While being led to our table we had to walk through the kitchen. There were chefs everywhere and flames and meat and vegetables all over the place. It was really fun to see. There's no way that would happen in the US.


I went with the house menu because I figured I could trust the taste of such a distinguished house.


Rioja is a well known wine region in Northern Spain.


Wikipedia says that sopa de ajo is "an egg, poached in chicken broth, and laced with sherry and garlic". It's apparently a winter tradition around these parts. I liked it a lot.


El Botín is famous for its cochinillo asado, or roast suckling pig. Our waiter brought in a whole little pig, tiny tail and all, and proceeded to dismantle it on a nearby table before bringing over a big chunk for your intrepid hero.






Lydia on the other hand insisted on ordering a pile of giant limp mushrooms which I'm not sure the pig would have even wanted to eat. I couldn't really tell you why Lydia hates her mouth.

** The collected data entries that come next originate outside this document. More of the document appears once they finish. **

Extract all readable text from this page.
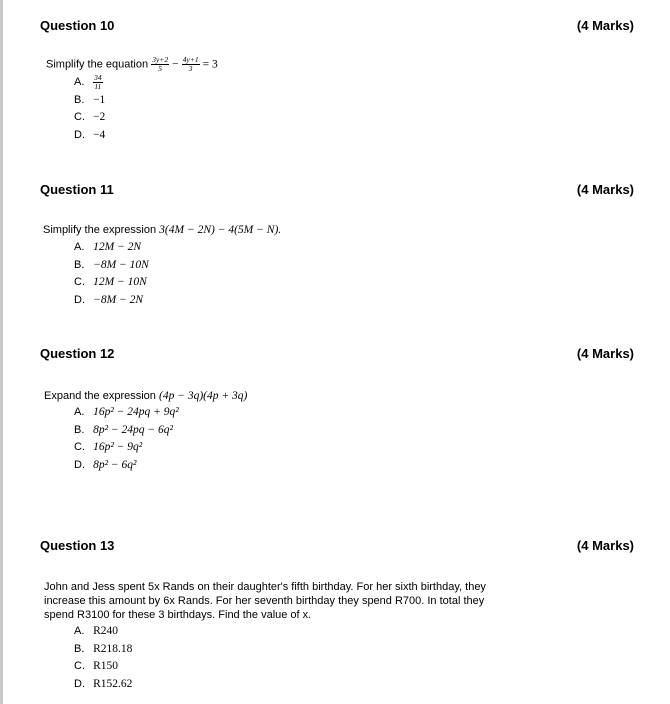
Question 10	(4 Marks)
Simplify the equation $\frac{3y+2}{5} - \frac{4y+1}{3} = 3$
A. $\frac{34}{11}$
B. −1
C. −2
D. −4
Question 11	(4 Marks)
Simplify the expression 3(4M − 2N) − 4(5M − N).
A. 12M − 2N
B. −8M − 10N
C. 12M − 10N
D. −8M − 2N
Question 12	(4 Marks)
Expand the expression (4p − 3q)(4p + 3q)
A. 16p² − 24pq + 9q²
B. 8p² − 24pq − 6q²
C. 16p² − 9q²
D. 8p² − 6q²
Question 13	(4 Marks)
John and Jess spent 5x Rands on their daughter's fifth birthday. For her sixth birthday, they increase this amount by 6x Rands. For her seventh birthday they spend R700. In total they spend R3100 for these 3 birthdays. Find the value of x.
A. R240
B. R218.18
C. R150
D. R152.62
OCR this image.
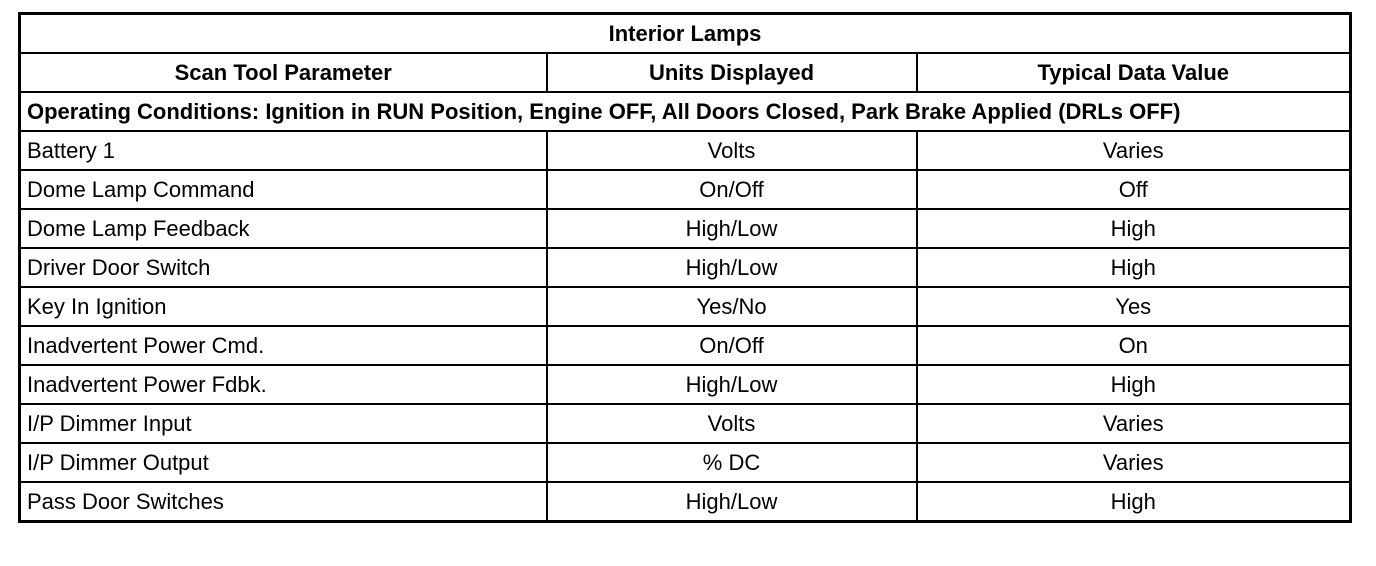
Interior Lamps		
Scan Tool Parameter	Units Displayed	Typical Data Value
Operating Conditions: Ignition in RUN Position, Engine OFF, All Doors Closed, Park Brake Applied (DRLs OFF)		
Battery 1	Volts	Varies
Dome Lamp Command	On/Off	Off
Dome Lamp Feedback	High/Low	High
Driver Door Switch	High/Low	High
Key In Ignition	Yes/No	Yes
Inadvertent Power Cmd.	On/Off	On
Inadvertent Power Fdbk.	High/Low	High
I/P Dimmer Input	Volts	Varies
I/P Dimmer Output	% DC	Varies
Pass Door Switches	High/Low	High
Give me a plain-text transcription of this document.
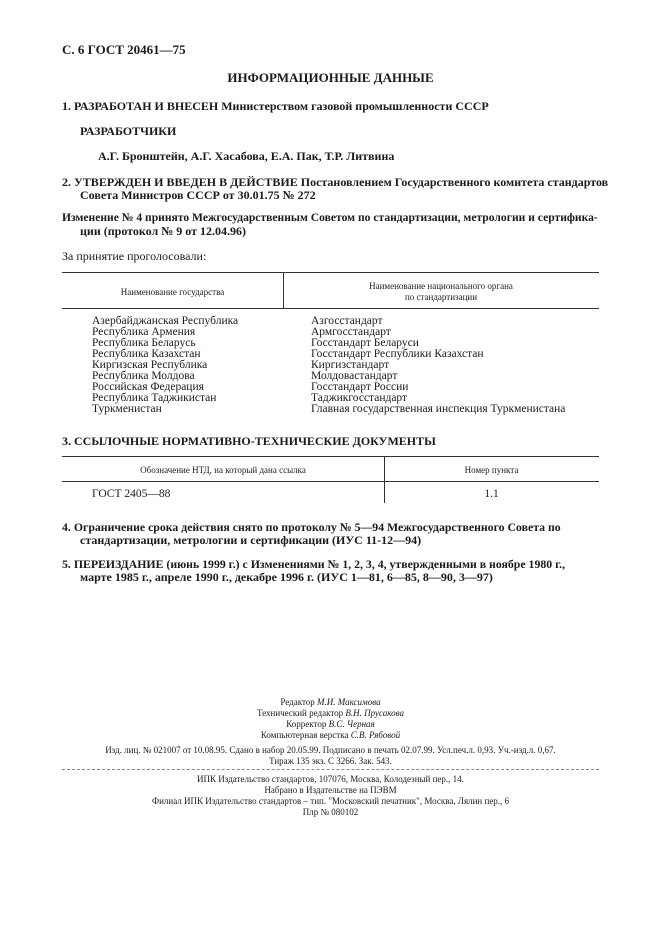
С. 6 ГОСТ 20461—75
ИНФОРМАЦИОННЫЕ ДАННЫЕ
1. РАЗРАБОТАН И ВНЕСЕН Министерством газовой промышленности СССР
РАЗРАБОТЧИКИ
А.Г. Бронштейн, А.Г. Хасабова, Е.А. Пак, Т.Р. Литвина
2. УТВЕРЖДЕН И ВВЕДЕН В ДЕЙСТВИЕ Постановлением Государственного комитета стандартов
Совета Министров СССР от 30.01.75 № 272
Изменение № 4 принято Межгосударственным Советом по стандартизации, метрологии и сертифика-
ции (протокол № 9 от 12.04.96)
За принятие проголосовали:
Наименование государства
Наименование национального органа
по стандартизации
Азербайджанская Республика
Республика Армения
Республика Беларусь
Республика Казахстан
Киргизская Республика
Республика Молдова
Российская Федерация
Республика Таджикистан
Туркменистан
Азгосстандарт
Армгосстандарт
Госстандарт Беларуси
Госстандарт Республики Казахстан
Киргизстандарт
Молдовастандарт
Госстандарт России
Таджикгосстандарт
Главная государственная инспекция Туркменистана
3. ССЫЛОЧНЫЕ НОРМАТИВНО-ТЕХНИЧЕСКИЕ ДОКУМЕНТЫ
Обозначение НТД, на который дана ссылка	Номер пункта
ГОСТ 2405—88	1.1
4. Ограничение срока действия снято по протоколу № 5—94 Межгосударственного Совета по
стандартизации, метрологии и сертификации (ИУС 11-12—94)
5. ПЕРЕИЗДАНИЕ (июнь 1999 г.) с Изменениями № 1, 2, 3, 4, утвержденными в ноябре 1980 г.,
марте 1985 г., апреле 1990 г., декабре 1996 г. (ИУС 1—81, 6—85, 8—90, 3—97)
Редактор М.И. Максимова
Технический редактор В.Н. Прусакова
Корректор В.С. Черная
Компьютерная верстка С.В. Рябовой
Изд. лиц. № 021007 от 10.08.95. Сдано в набор 20.05.99. Подписано в печать 02.07.99. Усл.печ.л. 0,93. Уч.-изд.л. 0,67.
Тираж 135 экз. С 3266. Зак. 543.
ИПК Издательство стандартов, 107076, Москва, Колодезный пер., 14.
Набрано в Издательстве на ПЭВМ
Филиал ИПК Издательство стандартов – тип. "Московский печатник", Москва, Лялин пер., 6
Плр № 080102
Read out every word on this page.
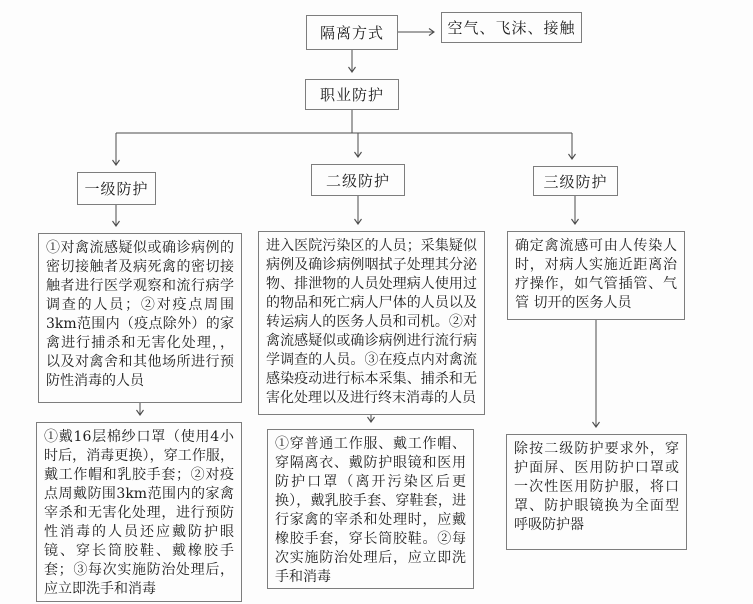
隔离方式	空气、飞沫、接触
职业防护
一级防护	二级防护	三级防护
①对禽流感疑似或确诊病例的密切接触者及病死禽的密切接触者进行医学观察和流行病学调查的人员；②对疫点周围3km范围内（疫点除外）的家禽进行捕杀和无害化处理，，以及对禽舍和其他场所进行预防性消毒的人员
进入医院污染区的人员；采集疑似病例及确诊病例咽拭子处理其分泌物、排泄物的人员处理病人使用过的物品和死亡病人尸体的人员以及转运病人的医务人员和司机。②对禽流感疑似或确诊病例进行流行病学调查的人员。③在疫点内对禽流感染疫动进行标本采集、捕杀和无害化处理以及进行终末消毒的人员
确定禽流感可由人传染人时，对病人实施近距离治疗操作，如气管插管、气管 切开的医务人员
①戴16层棉纱口罩（使用4小时后，消毒更换），穿工作服，戴工作帽和乳胶手套；②对疫点周戴防围3km范围内的家禽宰杀和无害化处理，进行预防性消毒的人员还应戴防护眼镜、穿长筒胶鞋、戴橡胶手套；③每次实施防治处理后，应立即洗手和消毒
①穿普通工作服、戴工作帽、穿隔离衣、戴防护眼镜和医用防护口罩（离开污染区后更换），戴乳胶手套、穿鞋套，进行家禽的宰杀和处理时，应戴橡胶手套，穿长筒胶鞋。②每次实施防治处理后，应立即洗手和消毒
除按二级防护要求外，穿护面屏、医用防护口罩或一次性医用防护服，将口罩、防护眼镜换为全面型呼吸防护器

What's that, these two pig chewing, rioja wine drinking adventurers seem like something out of a classic novel? Well, it is very kind of you to notice. Ernest Hemingway closes The Sun Also Rises with a scene at El Botín:

“It’s rotten here in the hotel. Do you know a place called Botin’s?” I asked the barman.
“Yes, sir. Would you like to have me write out the address?”
“Thank you.”
We lunched up-stairs at Botin’s. It is one of the best restaurants in the world. We had roast young suckling pig and drank rioja alta. Brett did not eat much. She never ate much. I ate a very big meal and drank three bottles of rioja alta.
“How do you feel, Jake?” Brett asked. “My God! what a meal you’ve eaten.”
“I feel fine. Do you want a dessert?”
“Lord, no.”
Brett was smoking.
“You like to eat, don’t you?” she said.
“Yes,” I said. “I like to do a lot of things.”
“What do you like to do?”
“Oh,” I said, “I like to do a lot of things. Don’t you want a dessert?”
“You asked me that once,” Brett said.
“Yes,” I said. “So I did. Let’s have another bottle of rioja alta.”
“It’s very good.”
“You haven’t drunk much of it,” I said.
“I have. You haven’t seen.”


Thankfully our meal did end with dessert. I shared some with Lydia despite the shameful fact that she hadn't finished eating Fungi Mountain.

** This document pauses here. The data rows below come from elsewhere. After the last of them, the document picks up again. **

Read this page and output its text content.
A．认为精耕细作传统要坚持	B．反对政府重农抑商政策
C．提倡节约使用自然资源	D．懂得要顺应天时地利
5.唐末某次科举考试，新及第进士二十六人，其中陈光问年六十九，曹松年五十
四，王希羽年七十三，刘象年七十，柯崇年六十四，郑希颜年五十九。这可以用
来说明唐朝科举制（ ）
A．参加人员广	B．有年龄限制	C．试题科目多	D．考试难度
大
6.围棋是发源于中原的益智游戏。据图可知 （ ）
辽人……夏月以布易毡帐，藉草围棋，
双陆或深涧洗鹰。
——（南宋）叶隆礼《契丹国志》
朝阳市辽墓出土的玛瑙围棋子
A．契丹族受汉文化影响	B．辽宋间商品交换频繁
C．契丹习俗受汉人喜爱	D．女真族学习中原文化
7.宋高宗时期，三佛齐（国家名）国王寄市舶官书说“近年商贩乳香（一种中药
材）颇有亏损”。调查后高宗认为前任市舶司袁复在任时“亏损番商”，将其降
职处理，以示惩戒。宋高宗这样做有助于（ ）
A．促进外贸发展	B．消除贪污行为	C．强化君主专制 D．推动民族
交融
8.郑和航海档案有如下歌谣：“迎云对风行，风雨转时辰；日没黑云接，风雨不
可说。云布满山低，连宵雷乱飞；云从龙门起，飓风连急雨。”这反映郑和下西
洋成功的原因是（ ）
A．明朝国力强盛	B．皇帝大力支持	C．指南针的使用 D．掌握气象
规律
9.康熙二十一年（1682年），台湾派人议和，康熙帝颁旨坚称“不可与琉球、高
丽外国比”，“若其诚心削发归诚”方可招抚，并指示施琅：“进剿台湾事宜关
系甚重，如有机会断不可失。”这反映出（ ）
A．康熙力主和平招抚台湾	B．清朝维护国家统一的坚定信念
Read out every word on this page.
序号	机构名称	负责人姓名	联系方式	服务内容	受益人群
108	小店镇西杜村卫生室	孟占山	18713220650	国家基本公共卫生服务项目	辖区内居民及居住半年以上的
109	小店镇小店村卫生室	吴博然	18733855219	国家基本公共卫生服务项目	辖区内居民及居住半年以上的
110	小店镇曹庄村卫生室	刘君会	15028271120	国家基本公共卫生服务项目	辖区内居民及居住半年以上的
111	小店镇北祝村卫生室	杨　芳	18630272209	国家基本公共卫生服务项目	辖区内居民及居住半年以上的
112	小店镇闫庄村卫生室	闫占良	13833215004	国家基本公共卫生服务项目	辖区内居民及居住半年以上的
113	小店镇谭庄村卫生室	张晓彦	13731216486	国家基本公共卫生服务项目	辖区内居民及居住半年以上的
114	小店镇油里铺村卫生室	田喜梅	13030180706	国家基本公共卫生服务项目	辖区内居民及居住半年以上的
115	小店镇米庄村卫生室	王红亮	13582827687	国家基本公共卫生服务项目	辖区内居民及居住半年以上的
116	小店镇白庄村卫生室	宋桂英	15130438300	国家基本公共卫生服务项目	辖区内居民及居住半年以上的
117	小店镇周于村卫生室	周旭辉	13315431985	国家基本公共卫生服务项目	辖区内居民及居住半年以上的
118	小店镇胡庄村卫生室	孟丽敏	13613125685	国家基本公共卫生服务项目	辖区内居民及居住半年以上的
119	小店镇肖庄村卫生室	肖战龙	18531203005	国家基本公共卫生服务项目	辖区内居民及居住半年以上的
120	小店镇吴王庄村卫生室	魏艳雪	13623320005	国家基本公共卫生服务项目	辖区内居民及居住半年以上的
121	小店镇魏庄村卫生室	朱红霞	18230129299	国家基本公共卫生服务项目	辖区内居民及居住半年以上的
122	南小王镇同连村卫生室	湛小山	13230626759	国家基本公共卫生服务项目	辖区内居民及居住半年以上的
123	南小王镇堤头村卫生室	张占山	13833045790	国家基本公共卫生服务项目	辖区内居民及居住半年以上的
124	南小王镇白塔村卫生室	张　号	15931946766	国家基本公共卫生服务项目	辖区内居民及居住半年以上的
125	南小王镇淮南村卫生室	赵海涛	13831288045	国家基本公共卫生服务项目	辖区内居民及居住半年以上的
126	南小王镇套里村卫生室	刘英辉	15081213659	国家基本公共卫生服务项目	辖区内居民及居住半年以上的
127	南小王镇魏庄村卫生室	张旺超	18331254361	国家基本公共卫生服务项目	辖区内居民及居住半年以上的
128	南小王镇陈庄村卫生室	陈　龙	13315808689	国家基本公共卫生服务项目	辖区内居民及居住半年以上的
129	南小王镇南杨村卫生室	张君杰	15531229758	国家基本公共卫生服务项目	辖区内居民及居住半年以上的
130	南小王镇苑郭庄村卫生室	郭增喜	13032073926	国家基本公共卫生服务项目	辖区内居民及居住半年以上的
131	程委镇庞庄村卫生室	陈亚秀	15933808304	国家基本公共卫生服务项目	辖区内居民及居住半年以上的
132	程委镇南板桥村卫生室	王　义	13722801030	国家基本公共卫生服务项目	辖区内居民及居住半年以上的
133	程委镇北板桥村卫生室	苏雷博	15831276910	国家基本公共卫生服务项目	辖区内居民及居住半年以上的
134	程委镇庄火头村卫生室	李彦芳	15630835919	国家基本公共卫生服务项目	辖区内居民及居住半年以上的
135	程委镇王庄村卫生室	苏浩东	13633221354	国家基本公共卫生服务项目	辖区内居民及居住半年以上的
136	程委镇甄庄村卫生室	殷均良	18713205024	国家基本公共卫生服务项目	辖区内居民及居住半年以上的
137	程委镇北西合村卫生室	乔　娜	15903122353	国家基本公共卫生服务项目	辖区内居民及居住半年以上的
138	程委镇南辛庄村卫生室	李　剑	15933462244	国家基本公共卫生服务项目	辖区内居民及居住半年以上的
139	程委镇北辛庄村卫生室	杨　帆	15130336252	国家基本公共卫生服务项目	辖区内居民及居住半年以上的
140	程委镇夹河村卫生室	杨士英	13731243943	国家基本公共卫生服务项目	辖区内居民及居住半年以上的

I didn't know about the Hemingway connection until returning to the US and doing a little research to write this blog post. Writing this thing is sort of like going on the trip all over again except now I can experience everything at my leisure. It's fun. It seems that I've been sort of inadvertently stalking Hemingway the last few years. I visited his cat infested house in Key West, had a daiquiri at a bar he frequented in Havana, and now I was at a restaurant in Madrid he liked to eat. A New York Times article interviewing the family that owns the joint had some funny anecdotes:

“Don Ernesto once wanted to make paella,” Carlos said. “And so our grandfather allowed him to go into the kitchen to make it.” 
Was it any good? 
“Apparently not,” he said, laughing. “It was the last time they let him cook anything.” 
Mr. Gonzáles’s grandfather, however, did give Hemingway the privilege of making his own martinis. “He would get here early in the day and write upstairs until his friends showed up for lunch,” Antonio said.



The bar was quite unique looking.


We didn't go in this place I just thought the exterior looked really cool.

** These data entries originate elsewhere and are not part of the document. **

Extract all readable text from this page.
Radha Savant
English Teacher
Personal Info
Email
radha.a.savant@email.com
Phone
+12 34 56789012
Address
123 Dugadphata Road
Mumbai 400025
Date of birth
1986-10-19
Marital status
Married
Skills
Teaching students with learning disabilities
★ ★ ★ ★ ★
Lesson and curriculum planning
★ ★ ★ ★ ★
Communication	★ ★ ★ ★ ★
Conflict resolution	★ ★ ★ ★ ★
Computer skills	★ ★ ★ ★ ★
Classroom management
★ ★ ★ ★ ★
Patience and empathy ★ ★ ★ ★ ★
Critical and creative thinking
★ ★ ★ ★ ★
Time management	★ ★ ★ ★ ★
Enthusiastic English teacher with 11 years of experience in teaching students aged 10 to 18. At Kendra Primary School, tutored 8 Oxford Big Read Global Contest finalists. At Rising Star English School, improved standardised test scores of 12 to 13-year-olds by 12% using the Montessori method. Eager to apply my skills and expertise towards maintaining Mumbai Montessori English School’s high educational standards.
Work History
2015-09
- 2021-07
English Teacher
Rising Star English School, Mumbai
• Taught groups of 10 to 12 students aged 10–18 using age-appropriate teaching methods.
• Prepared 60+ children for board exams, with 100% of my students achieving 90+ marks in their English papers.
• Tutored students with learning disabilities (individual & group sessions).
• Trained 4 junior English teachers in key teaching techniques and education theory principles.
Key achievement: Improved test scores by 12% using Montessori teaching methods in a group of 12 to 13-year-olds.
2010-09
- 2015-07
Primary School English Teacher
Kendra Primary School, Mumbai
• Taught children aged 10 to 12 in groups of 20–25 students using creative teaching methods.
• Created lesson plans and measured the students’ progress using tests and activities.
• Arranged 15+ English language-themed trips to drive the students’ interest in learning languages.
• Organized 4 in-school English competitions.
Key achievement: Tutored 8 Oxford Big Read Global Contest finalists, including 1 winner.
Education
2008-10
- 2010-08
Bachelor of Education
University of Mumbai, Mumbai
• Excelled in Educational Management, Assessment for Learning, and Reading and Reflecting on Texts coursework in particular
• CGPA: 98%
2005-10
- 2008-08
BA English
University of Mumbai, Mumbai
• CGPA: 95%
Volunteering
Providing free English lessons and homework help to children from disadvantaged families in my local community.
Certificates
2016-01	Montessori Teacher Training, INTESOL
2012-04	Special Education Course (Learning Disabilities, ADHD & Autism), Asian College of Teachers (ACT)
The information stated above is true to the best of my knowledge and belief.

So as I stated earlier those lazy nuns who were supposed to be baking cookies for me were busy playing white elephant gift exchange or who knows what else up in their high tower. Luckily there was a shop nearby selling baked good from other Spanish convents.




At night we hit a place that was on our tapas tour from last night but had been closed. It was really awful and should consider staying closed in the future.


We accidentally ordered this horrid low alcohol, sickly sweet fizzy crap excuse for a wine. I'm confused why this was even on the menu.


The free dish that came with the wine was these really nasty olives mixed with some weird yellow beans. I enjoy olives and rarely encounter those that I do not wish to eat.


Luckily this place had not yet devised a way to ruin Spain ham.


Lastly, octopus wall. Just because. 


Goodbye, sweet Spain. May we meet again for some bullfighting!